Vesta is one of the largest bodies in the main asteroid belt. Unlike most other asteroids, which are fragments of once larger bodies, Vesta is thought to have survived as a protoplanet since its formation at the beginning of the solar system (see the Perspective by Binzel, published online 20 September). Based on data obtained with the Gamma Ray and Neutron Detector aboard the Dawn spacecraft, Prettyman et al. (p. 242, published online 20 September) show that Vesta's reputed volatile-poor regolith contains substantial amounts of hydrogen delivered by carbonaceous chondrite impactors. Observations of pitted terrain on Vesta obtained by Dawn's Framing Camera and analyzed by Denevi et al. (p. 246, published online 20 September), provide evidence for degassing of volatiles and hence the presence of hydrated materials. Finally, paleomagnetic studies by Fu et al. (p. 238) on a meteorite originating from Vesta suggest that magnetic fields existed on the surface of the asteroid 3.7 billion years ago, supporting the past existence of a magnetic core dynamo.

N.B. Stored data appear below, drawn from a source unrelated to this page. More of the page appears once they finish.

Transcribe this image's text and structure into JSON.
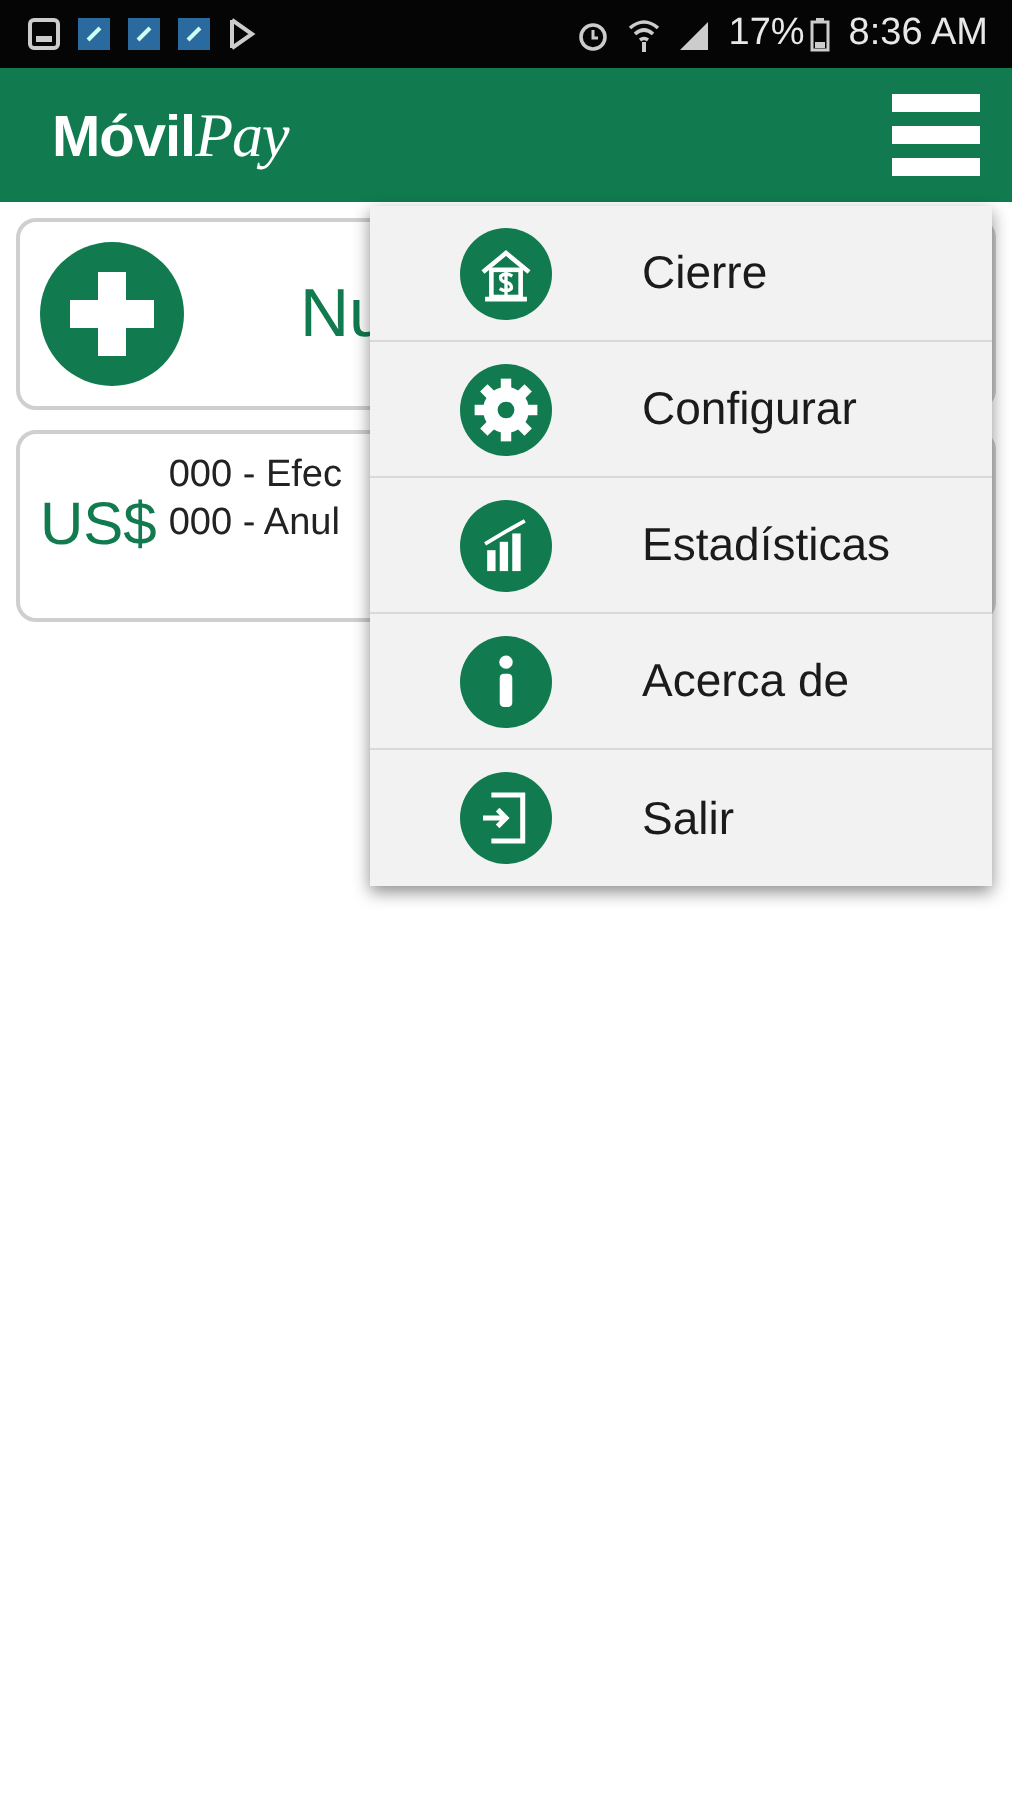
{
  "status_bar": {
    "battery": "17%",
    "time": "8:36 AM"
  },
  "app_bar": {
    "logo": {
      "bold": "Móvil",
      "script": "Pay"
    }
  },
  "cards": [
    {
      "kind": "new",
      "label": "Nu"
    },
    {
      "kind": "summary",
      "currency": "US$",
      "lines": [
        "000 - Efec",
        "000 - Anul"
      ]
    }
  ],
  "menu": {
    "open": true,
    "items": [
      {
        "kind": "closing",
        "label": "Cierre"
      },
      {
        "kind": "settings",
        "label": "Configurar"
      },
      {
        "kind": "stats",
        "label": "Estadísticas"
      },
      {
        "kind": "info",
        "label": "Acerca de"
      },
      {
        "kind": "exit",
        "label": "Salir"
      }
    ]
  }
}
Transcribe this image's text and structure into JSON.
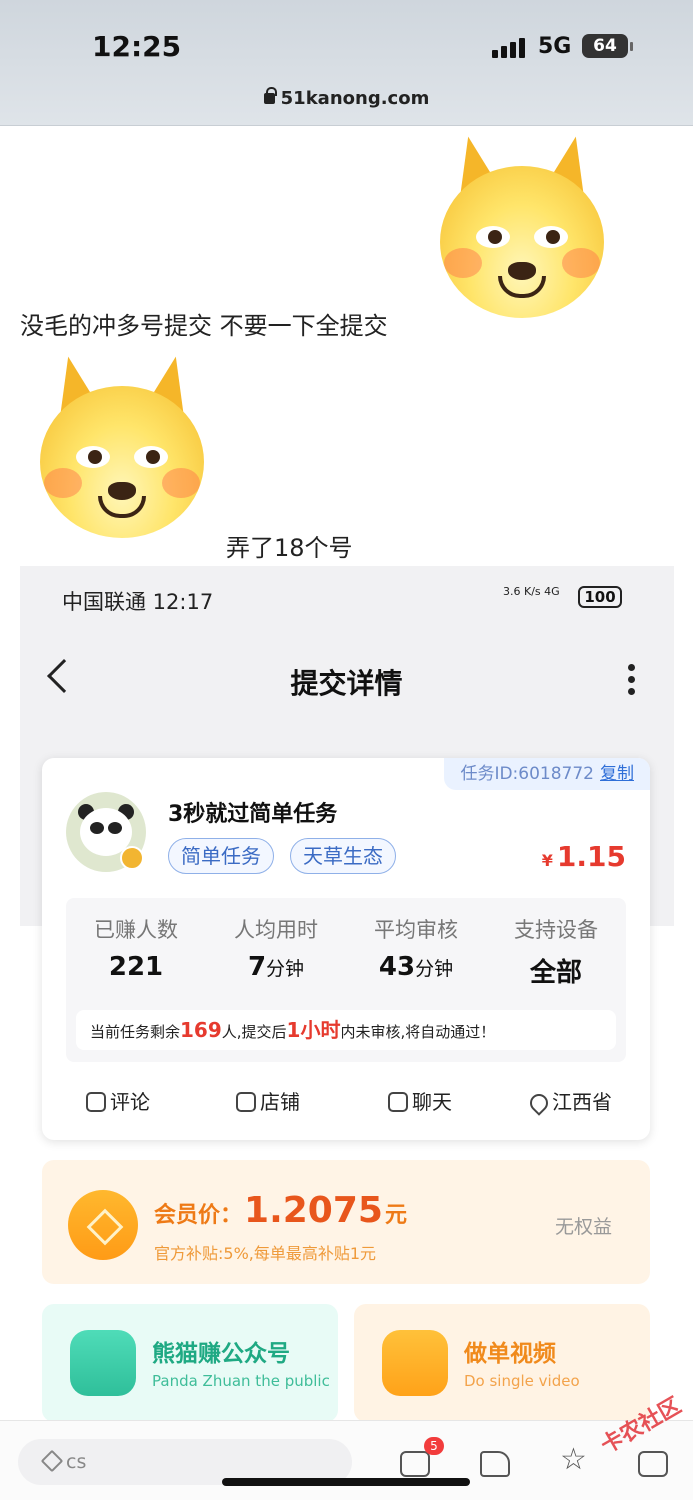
{
  "status_bar": {
    "time": "12:25",
    "network": "5G",
    "battery": "64"
  },
  "browser": {
    "url": "51kanong.com"
  },
  "post": {
    "line1": "没毛的冲多号提交 不要一下全提交",
    "line2": "弄了18个号"
  },
  "screenshot": {
    "status": {
      "carrier": "中国联通 12:17",
      "speed": "3.6 K/s 4G",
      "battery": "100"
    },
    "page_title": "提交详情",
    "task": {
      "id_label": "任务ID:6018772",
      "copy_label": "复制",
      "title": "3秒就过简单任务",
      "tags": [
        "简单任务",
        "天草生态"
      ],
      "currency": "¥",
      "price": "1.15",
      "stats": [
        {
          "label": "已赚人数",
          "value": "221",
          "unit": ""
        },
        {
          "label": "人均用时",
          "value": "7",
          "unit": "分钟"
        },
        {
          "label": "平均审核",
          "value": "43",
          "unit": "分钟"
        },
        {
          "label": "支持设备",
          "value": "全部",
          "unit": ""
        }
      ],
      "notice": {
        "a": "当前任务剩余",
        "remain": "169",
        "b": "人,提交后",
        "hours": "1小时",
        "c": "内未审核,将自动通过！"
      },
      "actions": [
        "评论",
        "店铺",
        "聊天",
        "江西省"
      ]
    },
    "vip": {
      "label": "会员价：",
      "price": "1.2075",
      "unit": "元",
      "subsidy": "官方补贴:5%,每单最高补贴1元",
      "rights": "无权益"
    },
    "promos": [
      {
        "title": "熊猫赚公众号",
        "subtitle": "Panda Zhuan the public"
      },
      {
        "title": "做单视频",
        "subtitle": "Do single video"
      }
    ]
  },
  "bottom_bar": {
    "comment_placeholder": "cs",
    "message_count": "5"
  },
  "watermark": "卡农社区",
  "colors": {
    "accent_red": "#e63a2e",
    "accent_blue": "#3b6bc4",
    "vip_orange": "#ee7a16"
  }
}
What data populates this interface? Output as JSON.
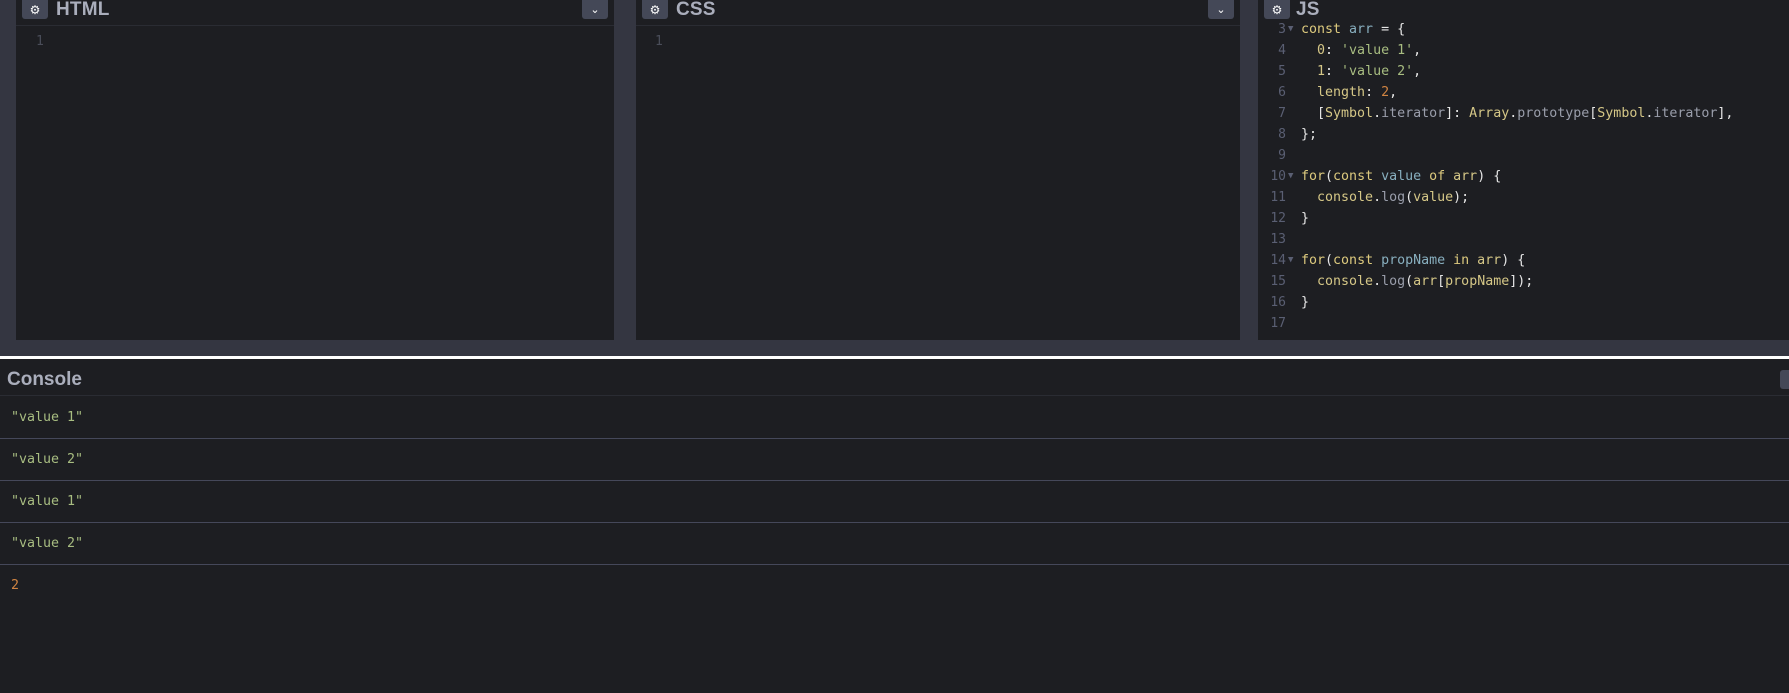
{
  "editors": {
    "html": {
      "title": "HTML",
      "line_numbers": [
        "1"
      ]
    },
    "css": {
      "title": "CSS",
      "line_numbers": [
        "1"
      ]
    },
    "js": {
      "title": "JS",
      "line_numbers": [
        "3",
        "4",
        "5",
        "6",
        "7",
        "8",
        "9",
        "10",
        "11",
        "12",
        "13",
        "14",
        "15",
        "16",
        "17"
      ]
    },
    "settings_icon": "gear-icon",
    "collapse_icon": "chevron-down-icon"
  },
  "js_code": [
    [
      [
        "kw",
        "const "
      ],
      [
        "var",
        "arr"
      ],
      [
        "plain",
        " = {"
      ]
    ],
    [
      [
        "plain",
        "  "
      ],
      [
        "prop",
        "0"
      ],
      [
        "plain",
        ": "
      ],
      [
        "str",
        "'value 1'"
      ],
      [
        "plain",
        ","
      ]
    ],
    [
      [
        "plain",
        "  "
      ],
      [
        "prop",
        "1"
      ],
      [
        "plain",
        ": "
      ],
      [
        "str",
        "'value 2'"
      ],
      [
        "plain",
        ","
      ]
    ],
    [
      [
        "plain",
        "  "
      ],
      [
        "prop",
        "length"
      ],
      [
        "plain",
        ": "
      ],
      [
        "num",
        "2"
      ],
      [
        "plain",
        ","
      ]
    ],
    [
      [
        "plain",
        "  ["
      ],
      [
        "prop",
        "Symbol"
      ],
      [
        "plain",
        "."
      ],
      [
        "fn",
        "iterator"
      ],
      [
        "plain",
        "]: "
      ],
      [
        "prop",
        "Array"
      ],
      [
        "plain",
        "."
      ],
      [
        "fn",
        "prototype"
      ],
      [
        "plain",
        "["
      ],
      [
        "prop",
        "Symbol"
      ],
      [
        "plain",
        "."
      ],
      [
        "fn",
        "iterator"
      ],
      [
        "plain",
        "],"
      ]
    ],
    [
      [
        "plain",
        "};"
      ]
    ],
    [
      [
        "plain",
        ""
      ]
    ],
    [
      [
        "kw",
        "for"
      ],
      [
        "plain",
        "("
      ],
      [
        "kw",
        "const "
      ],
      [
        "var",
        "value"
      ],
      [
        "kw",
        " of "
      ],
      [
        "prop",
        "arr"
      ],
      [
        "plain",
        ") {"
      ]
    ],
    [
      [
        "plain",
        "  "
      ],
      [
        "prop",
        "console"
      ],
      [
        "plain",
        "."
      ],
      [
        "fn",
        "log"
      ],
      [
        "plain",
        "("
      ],
      [
        "prop",
        "value"
      ],
      [
        "plain",
        ");"
      ]
    ],
    [
      [
        "plain",
        "}"
      ]
    ],
    [
      [
        "plain",
        ""
      ]
    ],
    [
      [
        "kw",
        "for"
      ],
      [
        "plain",
        "("
      ],
      [
        "kw",
        "const "
      ],
      [
        "var",
        "propName"
      ],
      [
        "kw",
        " in "
      ],
      [
        "prop",
        "arr"
      ],
      [
        "plain",
        ") {"
      ]
    ],
    [
      [
        "plain",
        "  "
      ],
      [
        "prop",
        "console"
      ],
      [
        "plain",
        "."
      ],
      [
        "fn",
        "log"
      ],
      [
        "plain",
        "("
      ],
      [
        "prop",
        "arr"
      ],
      [
        "plain",
        "["
      ],
      [
        "prop",
        "propName"
      ],
      [
        "plain",
        "]);"
      ]
    ],
    [
      [
        "plain",
        "}"
      ]
    ],
    [
      [
        "plain",
        ""
      ]
    ]
  ],
  "console": {
    "title": "Console",
    "entries": [
      {
        "text": "\"value 1\"",
        "kind": "string"
      },
      {
        "text": "\"value 2\"",
        "kind": "string"
      },
      {
        "text": "\"value 1\"",
        "kind": "string"
      },
      {
        "text": "\"value 2\"",
        "kind": "string"
      },
      {
        "text": "2",
        "kind": "number"
      }
    ]
  }
}
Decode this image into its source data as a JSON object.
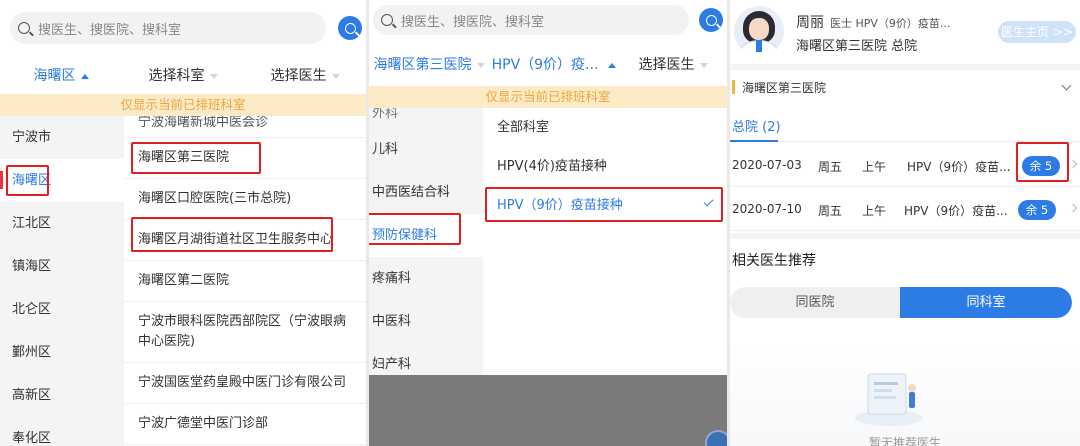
{
  "search": {
    "placeholder": "搜医生、搜医院、搜科室"
  },
  "notice": "仅显示当前已排班科室",
  "colors": {
    "accent": "#2d7be5",
    "highlight_box": "#e02020",
    "notice_bg": "#fdebc8",
    "notice_text": "#f0a43a"
  },
  "panel1": {
    "filters": {
      "district": "海曙区",
      "dept": "选择科室",
      "doctor": "选择医生"
    },
    "districts": [
      "宁波市",
      "海曙区",
      "江北区",
      "镇海区",
      "北仑区",
      "鄞州区",
      "高新区",
      "奉化区"
    ],
    "hospitals": [
      "宁波海曙新城中医会诊",
      "海曙区第三医院",
      "海曙区口腔医院(三市总院)",
      "海曙区月湖街道社区卫生服务中心",
      "海曙区第二医院",
      "宁波市眼科医院西部院区（宁波眼病中心医院)",
      "宁波国医堂药皇殿中医门诊有限公司",
      "宁波广德堂中医门诊部"
    ]
  },
  "panel2": {
    "filters": {
      "hospital": "海曙区第三医院",
      "dept": "HPV（9价）疫...",
      "doctor": "选择医生"
    },
    "depts": [
      "外科",
      "儿科",
      "中西医结合科",
      "预防保健科",
      "疼痛科",
      "中医科",
      "妇产科"
    ],
    "subdepts": [
      "全部科室",
      "HPV(4价)疫苗接种",
      "HPV（9价）疫苗接种"
    ]
  },
  "panel3": {
    "doctor_name": "周丽",
    "doctor_title": "医士 HPV（9价）疫苗...",
    "doctor_hospital": "海曙区第三医院 总院",
    "home_button": "医生主页 >>",
    "hospital_select": "海曙区第三医院",
    "tab": "总院 (2)",
    "slots": [
      {
        "date": "2020-07-03",
        "weekday": "周五",
        "period": "上午",
        "item": "HPV（9价）疫苗...",
        "remain": "余 5"
      },
      {
        "date": "2020-07-10",
        "weekday": "周五",
        "period": "上午",
        "item": "HPV（9价）疫苗...",
        "remain": "余 5"
      }
    ],
    "recommend_title": "相关医生推荐",
    "seg_same_hospital": "同医院",
    "seg_same_dept": "同科室",
    "empty_text": "暂无推荐医生"
  }
}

We investigated the origin of unusual pitted terrain on asteroid Vesta, revealed in images from the Dawn spacecraft. Pitted terrain is characterized by irregular rimless depressions found in and around several impact craters, with a distinct morphology not observed on other airless bodies. Similar terrain is associated with numerous martian craters, where pits are thought to form through degassing of volatile-bearing material heated by the impact. Pitted terrain on Vesta may have formed in a similar manner, which indicates that portions of the surface contain a relatively large volatile component. Exogenic materials, such as water-rich carbonaceous chondrites, may be the source of volatiles, suggesting that impactor materials are preserved locally in relatively high abundance on Vesta and that impactor composition has played an important role in shaping the asteroid’s geology.